Canadian and U.S. folklore holds that the relative amounts of brown and black hair on a larva indicate the severity of the coming winter. It is believed that if a Pyrrharctia isabellas brown band is wide, winter weather will be mild, and if the brown band is narrow, the winter will be severe. In a variation of this story, the color of stripes predicts the winter weather, with darker stripes indicating a harsher winter. In reality, hatchlings from the same clutch of eggs can display considerable variation in their color banding, and a larva's brown band tends to widen with age as it molts.

Another version of this belief is that the direction in which a Pyrrharctia isabella crawls indicates the winter weather, with the caterpillar crawling south to escape colder weather. There is no scientific evidence for winter weather prediction by Pyrrharctia isabella.

===Woollybear festivals===

Woollybear festivals are held in several locations in the fall.
- Vermilion, Ohio, in October, begun in 1973, the Woollybear Festival features woollybear costume contests for children and pets and the Woolybear 500 caterpillar races.
- Banner Elk, North Carolina, begun in 1977, features crafts, food, and races.

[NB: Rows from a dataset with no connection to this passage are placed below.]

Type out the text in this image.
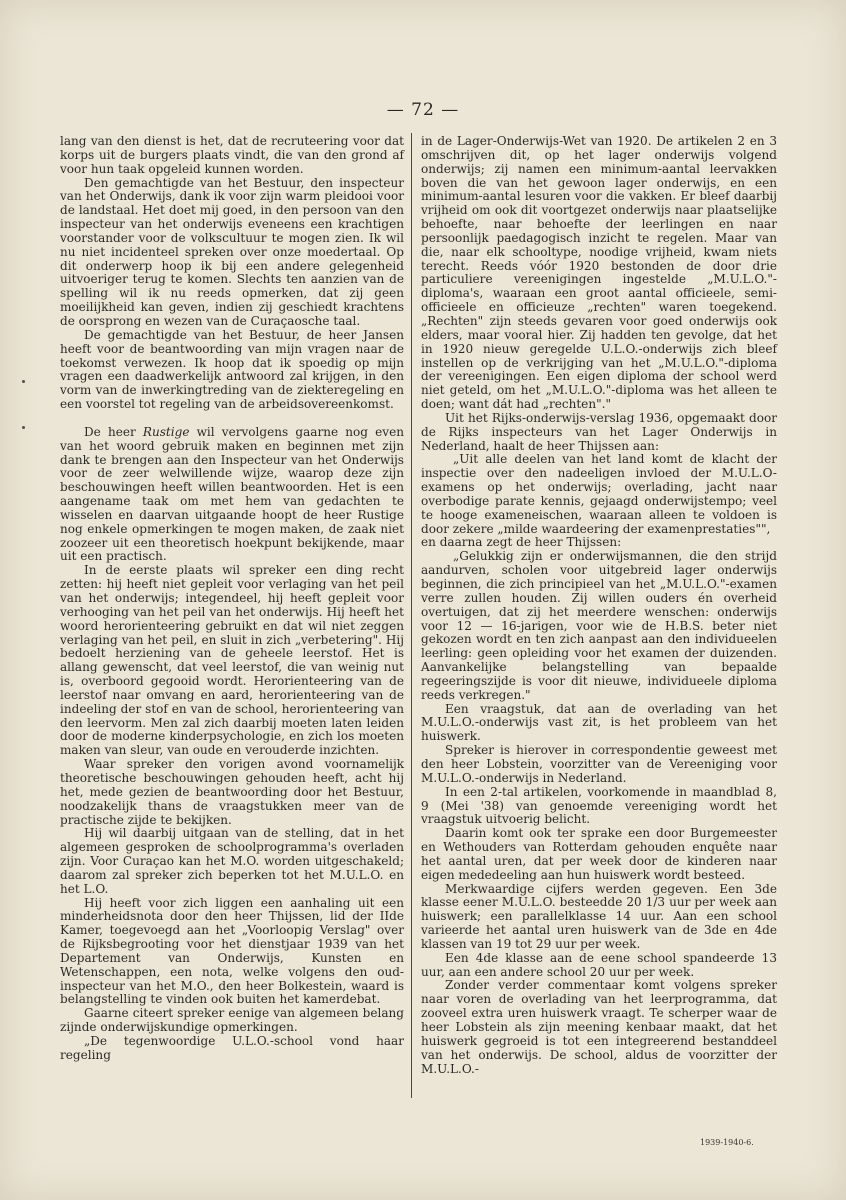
— 72 —

lang van den dienst is het, dat de recruteering voor dat korps uit de burgers plaats vindt, die van den grond af voor hun taak opgeleid kunnen worden.

Den gemachtigde van het Bestuur, den inspecteur van het Onderwijs, dank ik voor zijn warm pleidooi voor de landstaal. Het doet mij goed, in den persoon van den inspecteur van het onderwijs eveneens een krachtigen voorstander voor de volkscultuur te mogen zien. Ik wil nu niet incidenteel spreken over onze moedertaal. Op dit onderwerp hoop ik bij een andere gelegenheid uitvoeriger terug te komen. Slechts ten aanzien van de spelling wil ik nu reeds opmerken, dat zij geen moeilijkheid kan geven, indien zij geschiedt krachtens de oorsprong en wezen van de Curaçaosche taal.

De gemachtigde van het Bestuur, de heer Jansen heeft voor de beantwoording van mijn vragen naar de toekomst verwezen. Ik hoop dat ik spoedig op mijn vragen een daadwerkelijk antwoord zal krijgen, in den vorm van de inwerkingtreding van de ziekteregeling en een voorstel tot regeling van de arbeidsovereenkomst.

De heer Rustige wil vervolgens gaarne nog even van het woord gebruik maken en beginnen met zijn dank te brengen aan den Inspecteur van het Onderwijs voor de zeer welwillende wijze, waarop deze zijn beschouwingen heeft willen beantwoorden. Het is een aangename taak om met hem van gedachten te wisselen en daarvan uitgaande hoopt de heer Rustige nog enkele opmerkingen te mogen maken, de zaak niet zoozeer uit een theoretisch hoekpunt bekijkende, maar uit een practisch.

In de eerste plaats wil spreker een ding recht zetten: hij heeft niet gepleit voor verlaging van het peil van het onderwijs; integendeel, hij heeft gepleit voor verhooging van het peil van het onderwijs. Hij heeft het woord herorienteering gebruikt en dat wil niet zeggen verlaging van het peil, en sluit in zich „verbetering". Hij bedoelt herziening van de geheele leerstof. Het is allang gewenscht, dat veel leerstof, die van weinig nut is, overboord gegooid wordt. Herorienteering van de leerstof naar omvang en aard, herorienteering van de indeeling der stof en van de school, herorienteering van den leervorm. Men zal zich daarbij moeten laten leiden door de moderne kinderpsychologie, en zich los moeten maken van sleur, van oude en verouderde inzichten.

Waar spreker den vorigen avond voornamelijk theoretische beschouwingen gehouden heeft, acht hij het, mede gezien de beantwoording door het Bestuur, noodzakelijk thans de vraagstukken meer van de practische zijde te bekijken.

Hij wil daarbij uitgaan van de stelling, dat in het algemeen gesproken de schoolprogramma's overladen zijn. Voor Curaçao kan het M.O. worden uitgeschakeld; daarom zal spreker zich beperken tot het M.U.L.O. en het L.O.

Hij heeft voor zich liggen een aanhaling uit een minderheidsnota door den heer Thijssen, lid der IIde Kamer, toegevoegd aan het „Voorloopig Verslag" over de Rijksbegrooting voor het dienstjaar 1939 van het Departement van Onderwijs, Kunsten en Wetenschappen, een nota, welke volgens den oud-inspecteur van het M.O., den heer Bolkestein, waard is belangstelling te vinden ook buiten het kamerdebat.

Gaarne citeert spreker eenige van algemeen belang zijnde onderwijskundige opmerkingen.

„De tegenwoordige U.L.O.-school vond haar regeling

in de Lager-Onderwijs-Wet van 1920. De artikelen 2 en 3 omschrijven dit, op het lager onderwijs volgend onderwijs; zij namen een minimum-aantal leervakken boven die van het gewoon lager onderwijs, en een minimum-aantal lesuren voor die vakken. Er bleef daarbij vrijheid om ook dit voortgezet onderwijs naar plaatselijke behoefte, naar behoefte der leerlingen en naar persoonlijk paedagogisch inzicht te regelen. Maar van die, naar elk schooltype, noodige vrijheid, kwam niets terecht. Reeds vóór 1920 bestonden de door drie particuliere vereenigingen ingestelde „M.U.L.O."-diploma's, waaraan een groot aantal officieele, semi-officieele en officieuze „rechten" waren toegekend. „Rechten" zijn steeds gevaren voor goed onderwijs ook elders, maar vooral hier. Zij hadden ten gevolge, dat het in 1920 nieuw geregelde U.L.O.-onderwijs zich bleef instellen op de verkrijging van het „M.U.L.O."-diploma der vereenigingen. Een eigen diploma der school werd niet geteld, om het „M.U.L.O."-diploma was het alleen te doen; want dát had „rechten"."

Uit het Rijks-onderwijs-verslag 1936, opgemaakt door de Rijks inspecteurs van het Lager Onderwijs in Nederland, haalt de heer Thijssen aan:

„Uit alle deelen van het land komt de klacht der inspectie over den nadeeligen invloed der M.U.L.O-examens op het onderwijs; overlading, jacht naar overbodige parate kennis, gejaagd onderwijstempo; veel te hooge exameneischen, waaraan alleen te voldoen is door zekere „milde waardeering der examenprestaties"",

en daarna zegt de heer Thijssen:

„Gelukkig zijn er onderwijsmannen, die den strijd aandurven, scholen voor uitgebreid lager onderwijs beginnen, die zich principieel van het „M.U.L.O."-examen verre zullen houden. Zij willen ouders én overheid overtuigen, dat zij het meerdere wenschen: onderwijs voor 12 — 16-jarigen, voor wie de H.B.S. beter niet gekozen wordt en ten zich aanpast aan den individueelen leerling: geen opleiding voor het examen der duizenden. Aanvankelijke belangstelling van bepaalde regeeringszijde is voor dit nieuwe, individueele diploma reeds verkregen."

Een vraagstuk, dat aan de overlading van het M.U.L.O.-onderwijs vast zit, is het probleem van het huiswerk.

Spreker is hierover in correspondentie geweest met den heer Lobstein, voorzitter van de Vereeniging voor M.U.L.O.-onderwijs in Nederland.

In een 2-tal artikelen, voorkomende in maandblad 8, 9 (Mei '38) van genoemde vereeniging wordt het vraagstuk uitvoerig belicht.

Daarin komt ook ter sprake een door Burgemeester en Wethouders van Rotterdam gehouden enquête naar het aantal uren, dat per week door de kinderen naar eigen mededeeling aan hun huiswerk wordt besteed.

Merkwaardige cijfers werden gegeven. Een 3de klasse eener M.U.L.O. besteedde 20 1/3 uur per week aan huiswerk; een parallelklasse 14 uur. Aan een school varieerde het aantal uren huiswerk van de 3de en 4de klassen van 19 tot 29 uur per week.

Een 4de klasse aan de eene school spandeerde 13 uur, aan een andere school 20 uur per week.

Zonder verder commentaar komt volgens spreker naar voren de overlading van het leerprogramma, dat zooveel extra uren huiswerk vraagt. Te scherper waar de heer Lobstein als zijn meening kenbaar maakt, dat het huiswerk gegroeid is tot een integreerend bestanddeel van het onderwijs. De school, aldus de voorzitter der M.U.L.O.-

1939-1940-6.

The winning woollybear predicts the winter weather for the following winter.
- Beattyville, Kentucky, begun 1988, called the Woolly Worm Festival, features food, vendors, live music, and a Woolly Worm Race in which people race the woollybear caterpillar up vertical strings.
- Oil City, Pennsylvania, Woolley Bear Jamboree, begun in 2008, features Oil Valley Vick to predict the winter weather.
- Little Valley, New York, has held a Woolley Bear Weekend [sic] since 2012.